Coach Inc. agreed to buy handbag maker Kate Spade & Co. for $2.4 billion following months of talks, helping the luxury brand cope with an industry wracked by deep discounting and sluggish demand.
The $18.50-a-share transaction represents a premium to Kate Spade’s price when deal speculation first surfaced in December, but it’s well below the amount investors were betting on in more recent months.
The long-anticipated deal brings a high-profile brand to Coach and may help remedy the handbag industry’s broader woes. The companies have struggled to get customers to pay full price, and a reliance on the beleaguered department-store channel has hurt sales. That’s led Coach and others to focus more on its own specialty stores, an area where it hopes to use Kate Spade to fuel growth.
“Coach’s extensive experience in opening and operating specialty retail stores globally, and brand building in international markets, can unlock Kate Spade’s largely untapped global growth potential,” Victor Luis, chief executive officer of Coach, said in a statement.
The takeover price is 27.5 percent above Kate Spade’s closing price on Dec. 27, the day that reports about a possible sale first appeared. As deal speculation raged in February, the shares climbed above $24, a sign investors expected to get a much richer price than they ultimately received.
Kate Spade stock had slid 30 percent in the past year through Friday’s close.
The price is the reflection of a challenging retail industry, said Chen Grazutis, an analyst at Bloomberg Intelligence. “It isn’t as robust as we thought it would be at the beginning,” he said. “It doesn’t bode well for other brands’ valuation.”
Kate Spade investor Caerus Investors had pushed the fashion house to put itself up for sale. The investment firm said that while the company was generating solid growth, it needs better management to help boost its profit margins.
Perella Weinberg Partners LP advised Kate Spade, while Evercore Group LLC acted for Coach. Coach plans to finance the deal, which it expects will close in the third quarter, with senior notes, bank term loans and about $1.2 billion of cash, according to the statement.
Coach Chief Financial Officer Kevin Wills said the complementary nature of the businesses should bring $50 million in cost savings in three years after the deal closes. The idea is to improve scale and inventory management, as well as streamline Kate Spade’s supply chain.
The acquisition will add to earnings from fiscal 2018, and lead to “double-digit accretion” by the following year, Coach said.
Luis, who has been at the helm of Coach since January 2014, has made no secret of his interest in turning the company into a multi-brand operation. Since last fall, he’s been saying Coach is on the lookout for “great brands,” and media reports had mentioned British fashion house Burberry Group Plc and high-end shoemaker Jimmy Choo Plc, in addition to Kate Spade, as potential targets.

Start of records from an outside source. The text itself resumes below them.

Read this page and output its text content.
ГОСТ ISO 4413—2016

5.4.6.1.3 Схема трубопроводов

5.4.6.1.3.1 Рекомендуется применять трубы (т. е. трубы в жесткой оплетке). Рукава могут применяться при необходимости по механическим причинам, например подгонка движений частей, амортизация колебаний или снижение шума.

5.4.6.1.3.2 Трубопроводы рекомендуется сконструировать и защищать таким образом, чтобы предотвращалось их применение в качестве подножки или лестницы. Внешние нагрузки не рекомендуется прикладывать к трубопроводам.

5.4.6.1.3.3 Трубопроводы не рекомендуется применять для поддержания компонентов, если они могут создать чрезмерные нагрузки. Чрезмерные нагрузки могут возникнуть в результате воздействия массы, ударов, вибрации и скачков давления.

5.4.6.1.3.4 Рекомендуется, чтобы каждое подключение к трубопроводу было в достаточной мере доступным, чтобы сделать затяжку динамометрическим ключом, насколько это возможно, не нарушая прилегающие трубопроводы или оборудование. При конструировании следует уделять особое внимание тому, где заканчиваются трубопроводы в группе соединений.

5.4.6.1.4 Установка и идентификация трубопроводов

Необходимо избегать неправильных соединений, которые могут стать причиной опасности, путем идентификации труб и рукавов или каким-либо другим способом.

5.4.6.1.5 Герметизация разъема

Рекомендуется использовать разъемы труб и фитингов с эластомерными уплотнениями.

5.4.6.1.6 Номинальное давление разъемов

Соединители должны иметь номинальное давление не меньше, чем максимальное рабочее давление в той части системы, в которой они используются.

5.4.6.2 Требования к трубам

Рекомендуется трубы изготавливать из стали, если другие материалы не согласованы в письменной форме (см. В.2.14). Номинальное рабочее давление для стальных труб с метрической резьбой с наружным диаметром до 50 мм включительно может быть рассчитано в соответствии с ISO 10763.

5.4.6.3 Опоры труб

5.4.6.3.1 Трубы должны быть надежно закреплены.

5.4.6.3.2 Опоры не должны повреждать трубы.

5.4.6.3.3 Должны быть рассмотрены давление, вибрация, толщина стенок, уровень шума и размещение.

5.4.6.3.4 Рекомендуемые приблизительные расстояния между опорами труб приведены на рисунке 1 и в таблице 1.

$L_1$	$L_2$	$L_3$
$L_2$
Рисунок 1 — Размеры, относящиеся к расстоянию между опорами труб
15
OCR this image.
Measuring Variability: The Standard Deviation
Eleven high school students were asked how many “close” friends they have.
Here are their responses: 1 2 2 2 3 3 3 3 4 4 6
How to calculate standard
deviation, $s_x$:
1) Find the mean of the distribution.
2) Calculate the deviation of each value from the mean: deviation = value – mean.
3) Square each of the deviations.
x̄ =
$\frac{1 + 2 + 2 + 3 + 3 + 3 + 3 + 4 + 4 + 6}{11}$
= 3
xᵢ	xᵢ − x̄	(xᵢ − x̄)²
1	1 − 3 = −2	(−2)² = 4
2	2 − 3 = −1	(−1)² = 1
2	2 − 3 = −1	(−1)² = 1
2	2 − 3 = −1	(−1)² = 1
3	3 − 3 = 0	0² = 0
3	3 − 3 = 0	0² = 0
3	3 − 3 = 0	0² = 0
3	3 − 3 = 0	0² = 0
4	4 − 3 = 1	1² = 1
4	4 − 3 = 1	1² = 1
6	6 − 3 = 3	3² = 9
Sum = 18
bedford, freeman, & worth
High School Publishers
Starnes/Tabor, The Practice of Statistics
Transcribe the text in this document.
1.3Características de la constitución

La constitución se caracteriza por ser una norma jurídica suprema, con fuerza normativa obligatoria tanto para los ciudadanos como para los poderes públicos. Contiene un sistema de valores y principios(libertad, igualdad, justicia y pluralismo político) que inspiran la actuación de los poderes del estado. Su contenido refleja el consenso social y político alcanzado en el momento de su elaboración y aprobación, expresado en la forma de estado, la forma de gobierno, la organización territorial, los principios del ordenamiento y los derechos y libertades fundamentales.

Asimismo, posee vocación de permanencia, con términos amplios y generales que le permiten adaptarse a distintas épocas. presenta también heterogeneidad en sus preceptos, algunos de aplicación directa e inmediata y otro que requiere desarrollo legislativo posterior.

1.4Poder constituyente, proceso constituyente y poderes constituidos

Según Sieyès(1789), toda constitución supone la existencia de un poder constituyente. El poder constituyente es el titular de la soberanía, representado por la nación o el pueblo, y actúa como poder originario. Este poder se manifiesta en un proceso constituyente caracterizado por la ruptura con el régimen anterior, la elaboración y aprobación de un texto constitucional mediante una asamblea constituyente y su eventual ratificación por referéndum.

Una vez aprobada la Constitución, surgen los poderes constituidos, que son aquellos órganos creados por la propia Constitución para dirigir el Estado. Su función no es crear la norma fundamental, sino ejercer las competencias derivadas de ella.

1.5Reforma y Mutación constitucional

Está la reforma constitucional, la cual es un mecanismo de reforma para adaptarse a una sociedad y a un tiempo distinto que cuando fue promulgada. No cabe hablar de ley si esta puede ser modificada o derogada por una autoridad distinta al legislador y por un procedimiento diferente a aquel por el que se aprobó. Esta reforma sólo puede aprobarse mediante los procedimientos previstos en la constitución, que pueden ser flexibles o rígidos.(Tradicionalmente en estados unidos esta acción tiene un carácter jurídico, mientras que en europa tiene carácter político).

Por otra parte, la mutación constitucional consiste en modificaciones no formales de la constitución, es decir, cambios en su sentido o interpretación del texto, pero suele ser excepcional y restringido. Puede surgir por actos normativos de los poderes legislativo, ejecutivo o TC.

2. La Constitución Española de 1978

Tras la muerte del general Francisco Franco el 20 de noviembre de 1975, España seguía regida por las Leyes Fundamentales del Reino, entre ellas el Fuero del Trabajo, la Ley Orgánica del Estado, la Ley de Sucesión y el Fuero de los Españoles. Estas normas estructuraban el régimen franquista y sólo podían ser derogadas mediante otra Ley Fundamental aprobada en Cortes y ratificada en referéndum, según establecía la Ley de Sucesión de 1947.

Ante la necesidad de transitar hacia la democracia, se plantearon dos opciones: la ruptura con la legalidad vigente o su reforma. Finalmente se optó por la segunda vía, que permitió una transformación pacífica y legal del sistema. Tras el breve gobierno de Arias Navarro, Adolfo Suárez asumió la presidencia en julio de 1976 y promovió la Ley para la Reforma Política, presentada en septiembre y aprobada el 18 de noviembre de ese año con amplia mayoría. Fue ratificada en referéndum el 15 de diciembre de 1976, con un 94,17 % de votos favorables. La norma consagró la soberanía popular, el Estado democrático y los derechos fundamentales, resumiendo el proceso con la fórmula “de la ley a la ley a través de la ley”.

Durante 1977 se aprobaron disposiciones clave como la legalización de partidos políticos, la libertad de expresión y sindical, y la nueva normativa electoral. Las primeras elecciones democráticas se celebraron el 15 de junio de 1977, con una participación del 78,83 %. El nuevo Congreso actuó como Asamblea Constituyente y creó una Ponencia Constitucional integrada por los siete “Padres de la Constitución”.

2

The company has no other big acquisitions in the short-term pipeline, Luis said on a conference call Monday after the deal was announced. He did say Coach may look to buy smaller companies, as it did with its $574 million purchase of shoemaker Stuart Weitzman in 2015.
Noel Hebert, a credit analyst at Bloomberg Intelligence, said U.K. clothing retailer Ted Baker “fills a few strategic buckets” for Coach, because of its growth potential and European focus. The publicly traded company “would give Coach the ability to utilize non-U.S. cash, though with an apparel tilt,” he said.
If Kate Spade CEO Craig Leavitt is terminated after the deal goes through, he’ll receive about $6.79 million in severance and benefits, and equity awards worth at least $12.3 million that’ll vest early, valued at the purchase price. Leavitt joined the company in 2008 as chief operating officer and co-president, and has served as CEO for the past three years.